The Next Restaurant ‘Childhood Menu’ Trailer

Regress with Grant Achatz and Dave Beran as a menu teaser takes you inside Next, previewing its upcoming menu for the kid in you.

Next takes you inside the preparation of its upcoming menu, “Childhood.” The dough or frosting-covered mixer blades are a clever touch, though if my current habits are any indication, I don’t see what’s so childish about it.

Here’s Beran’s pic of “game bird aspic terrine” from the Childhood menu, via his Twitter feed.

Grant Achatz and Dave Beran are walking a high-wire act with this one. Since childhood foods are personal, regional, and peculiar, there’s not much to fix the menu to except personal experience and perception. For example, a menu based on my childhood would be a massive failure. There’s a reason that, among all the beloved regional cuisines, Appalachian is not one of them; my earliest childhood food memories are of my grandfather, from whom I inherited much of my personality, and his love of saltines, corn flakes, and vanilla ice cream. I was reading an old Royko column the other day, and he made a crack about guitars versus accordions, associating the former (to paraphrase) with a hillbilly singing a lonesome tune about circumstances forcing him from his home… on Wilson Avenue, to a neighborhood where they cook with garlic. He’s not wrong about the garlic part.

(I will rep for vanilla being the true test of an ice-cream maker. Anyone can throw candy in high-fructose muck; with vanilla there’s no place to hide.)

* Meatloaf. The best thing my mother makes, and still the one thing I’m confident in making and messing around with sans cookbook guidance. Last week I picked up some supplies from Amish Healthy Foods on Western and successfully pulled off a goat-buffalo mix with giardinera and horseradish. Next up: venison, though it may be too lean. A good meatloaf cooks in its own fat, which is why it’s superior to a mere “burger.”

* Spoonbread. One of the few Appalachian specialties, to the extent that such things exist, that I can wholeheartedly recommend. Basically a cornbread souffle.

* Sweet tea. Not iced tea with sugar mixed in, which is heretical and sad. Properly, the sugar is dissolved into a hot, supersaturated “syrup” the weight and density of mercury—the tea is steeped for a good ten minutes, one minute while being boiled—and only then cut with water into a drinkable form. People either love it or hate it, the latter mostly because it’s worse for you than pop. Underrated as a mixer.

* Ham.
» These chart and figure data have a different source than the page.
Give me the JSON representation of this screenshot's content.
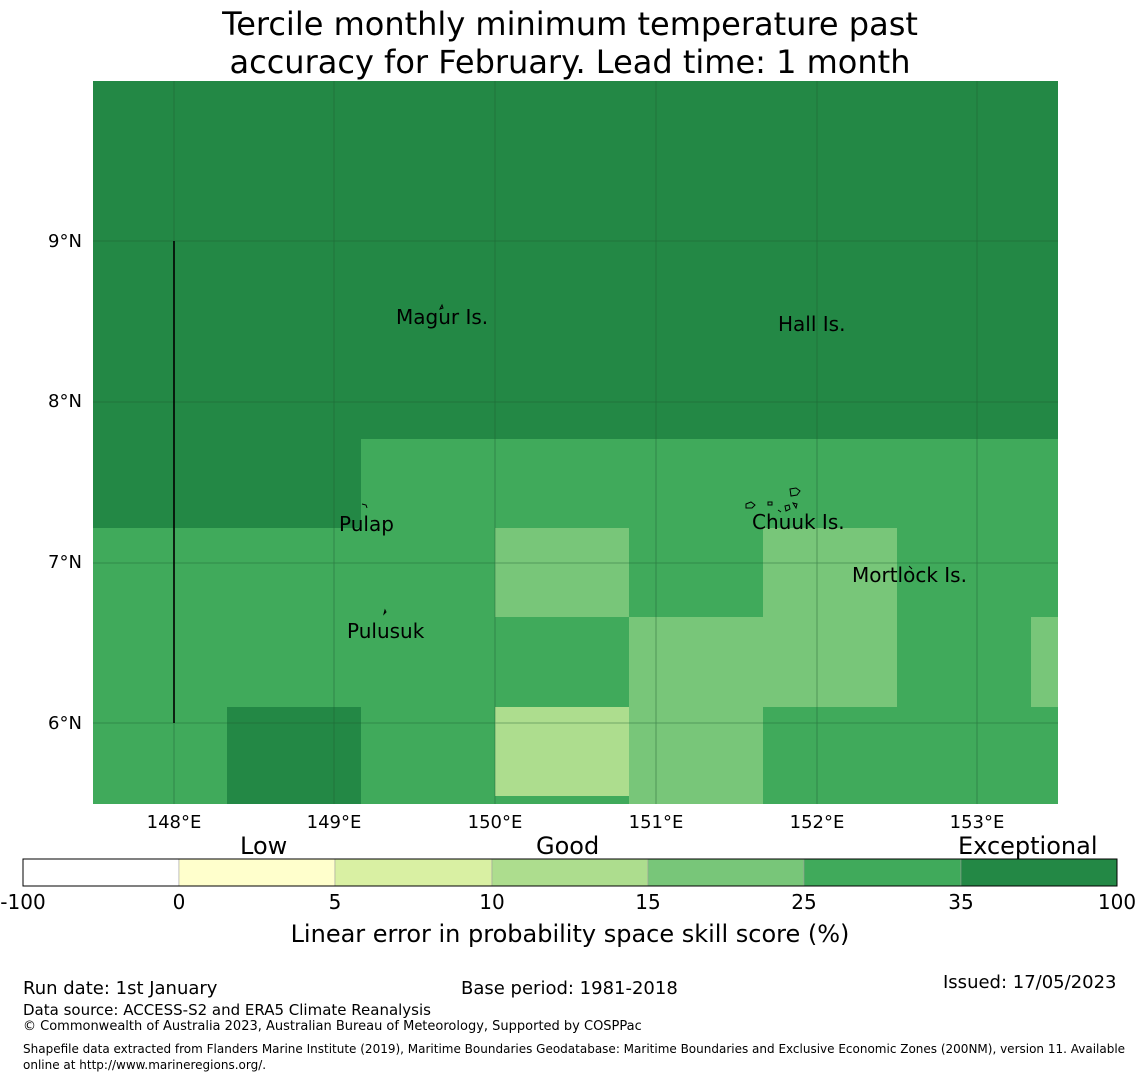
{
  "title": {
    "line1": "Tercile monthly minimum temperature past",
    "line2": "accuracy for February. Lead time: 1 month"
  },
  "map": {
    "lat_labels": [
      "9°N",
      "8°N",
      "7°N",
      "6°N"
    ],
    "lon_labels": [
      "148°E",
      "149°E",
      "150°E",
      "151°E",
      "152°E",
      "153°E"
    ],
    "places": [
      "Magur Is.",
      "Hall Is.",
      "Pulap",
      "Chuuk Is.",
      "Mortlock Is.",
      "Pulusuk"
    ],
    "colors": {
      "exceptional": "#238845",
      "band_25_35": "#40aa5b",
      "band_15_25": "#78c679",
      "band_10_15": "#addd8e",
      "band_5_10": "#d9f0a3",
      "band_0_5": "#ffffcc",
      "band_neg": "#ffffff"
    }
  },
  "colorbar": {
    "category_labels": [
      "Low",
      "Good",
      "Exceptional"
    ],
    "ticks": [
      "-100",
      "0",
      "5",
      "10",
      "15",
      "25",
      "35",
      "100"
    ],
    "label": "Linear error in probability space skill score (%)"
  },
  "footer": {
    "run_date": "Run date: 1st January",
    "base_period": "Base period: 1981-2018",
    "issued": "Issued: 17/05/2023",
    "data_source": "Data source: ACCESS-S2 and ERA5 Climate Reanalysis",
    "copyright": "© Commonwealth of Australia 2023, Australian Bureau of Meteorology, Supported by COSPPac",
    "shapefile": "Shapefile data extracted from Flanders Marine Institute (2019), Maritime Boundaries Geodatabase: Maritime Boundaries and Exclusive Economic Zones (200NM), version 11. Available online at http://www.marineregions.org/."
  }
}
In all its forms, but especially Honeybaked and country ham, the preposterously salted version that’s a holdover from the days before refrigeration (countryfolk in other parts of the country invented barbecue to address the problems with meat in rural areas; we used pounds and pounds of salt; they won). For many years my father was the purchasing agent for a furniture company, meaning that he spent his days negotiating with salesmen about the price of glue and varnish. Southern salesmen, at least when I was a kid, expressed their business affection for each other with ham, and from Thanksgiving to Christmas it was a rare day when the mailman did not bring us a ham in a box. We brought ham to every family gathering, gave it to everyone we knew, filled the deep freezer with it and ate ham sandwiches through early spring, and still had several to take to the food bank.

* Sassafras tea. I made this for a school project, using a recipe from Eliot Wigginton’s wonderful Foxfire, digging it up from my backyard and boiling the roots. Little did I know: “Animals given high doses of safrole developed difficulty walking, signs of nervousness and confusion, and difficulty with body temperature regulation. Long-term exposure produced liver tumors, including liver cancer. Because of these health risks, the Food and Drug Administration has banned safrole-containing food additives. Sassafras tea, because of its so-called “natural” status, is still available.” Despite the liver cancer it’s quite good, sassafras being the root in root beer, at least back in the day. See also: horehound candy.

* Little Caesar’s. Laugh if you must, but it was either that or “Bucko’s Pizza,” one of the two restaurants in my town (the other was a Tastee-Freez). Bucko’s was what it was called at one point; it is a pizza place that switches management and names every few years while remaining in the same sub-suburban strip mall. Pizza Hut was for special occasions.

I will say, though, that they nailed it with the plastic, themed Thermos lunchbox. If they have a red plastic Gobots lunchbox, it’ll be like Achatz and Beran can see right down into my soul.